Wednesday, 6 February 2013

Warm Chicken Liver Salad with Hazelnuts

To toast and skin the hazelnuts for this recipe, place on baking tray and bake 180oC for 10 minutes. Cool, then place in a clean tea towel & rub to loosen the skins. This recipe is adapted from Annabel Langbein, Free Range in the City.

Ingredients
Serves 2 as a main
Takes around 30 minutes

  • 350g free-range chicken livers
  • salt & freshly ground pepper
  • 2 tbsp canola oil
  • 2 tsp butter
  • bag of baby spinach, rocket or watercress
  • 2 oranges, peeled & segmented
  • 2 tbsp hazelnuts, toasted, skinned & coarsely chopped
  • 1 tbsp lemon juice
  • a drizzle of pomegranate molasses (optional)
Method
  1. Trim chicken livers, cutting any large pieces in half. Season with salt & pepper.
  2. Heat butter in a large, heavy based fry pan and when it turns nut brown add the livers.
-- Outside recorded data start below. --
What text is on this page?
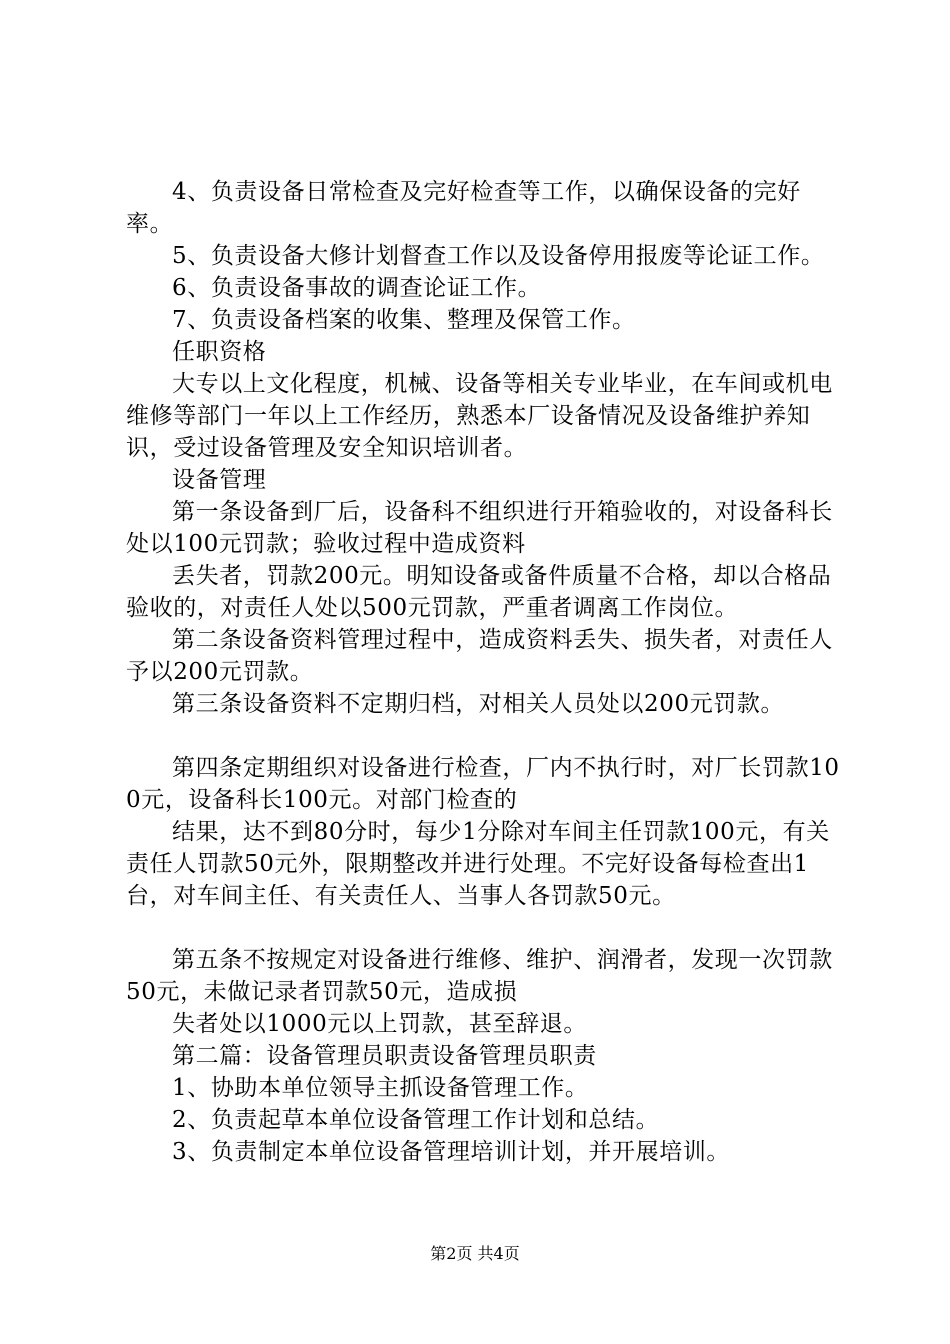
4、负责设备日常检查及完好检查等工作，以确保设备的完好率。

5、负责设备大修计划督查工作以及设备停用报废等论证工作。

6、负责设备事故的调查论证工作。

7、负责设备档案的收集、整理及保管工作。

任职资格

大专以上文化程度，机械、设备等相关专业毕业，在车间或机电维修等部门一年以上工作经历，熟悉本厂设备情况及设备维护养知识，受过设备管理及安全知识培训者。

设备管理

第一条设备到厂后，设备科不组织进行开箱验收的，对设备科长处以100元罚款；验收过程中造成资料

丢失者，罚款200元。明知设备或备件质量不合格，却以合格品验收的，对责任人处以500元罚款，严重者调离工作岗位。

第二条设备资料管理过程中，造成资料丢失、损失者，对责任人予以200元罚款。

第三条设备资料不定期归档，对相关人员处以200元罚款。

第四条定期组织对设备进行检查，厂内不执行时，对厂长罚款100元，设备科长100元。对部门检查的

结果，达不到80分时，每少1分除对车间主任罚款100元，有关责任人罚款50元外，限期整改并进行处理。不完好设备每检查出1台，对车间主任、有关责任人、当事人各罚款50元。

第五条不按规定对设备进行维修、维护、润滑者，发现一次罚款50元，未做记录者罚款50元，造成损

失者处以1000元以上罚款，甚至辞退。

第二篇：设备管理员职责设备管理员职责

1、协助本单位领导主抓设备管理工作。

2、负责起草本单位设备管理工作计划和总结。

3、负责制定本单位设备管理培训计划，并开展培训。

第2页 共4页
Cook over high heat, turning once, until browned but still lightly pink in the middle. About 2 minutes on one side and 1 minute the other. Lift out of pan & set aside.
  3. Arrange spinach on a serving platter with oranges & hazelnuts. Add warm livers & gently toss. Drizzle with lemon juice & pomegranate molasses, if using, & season to taste. Serve immediately & enjoy!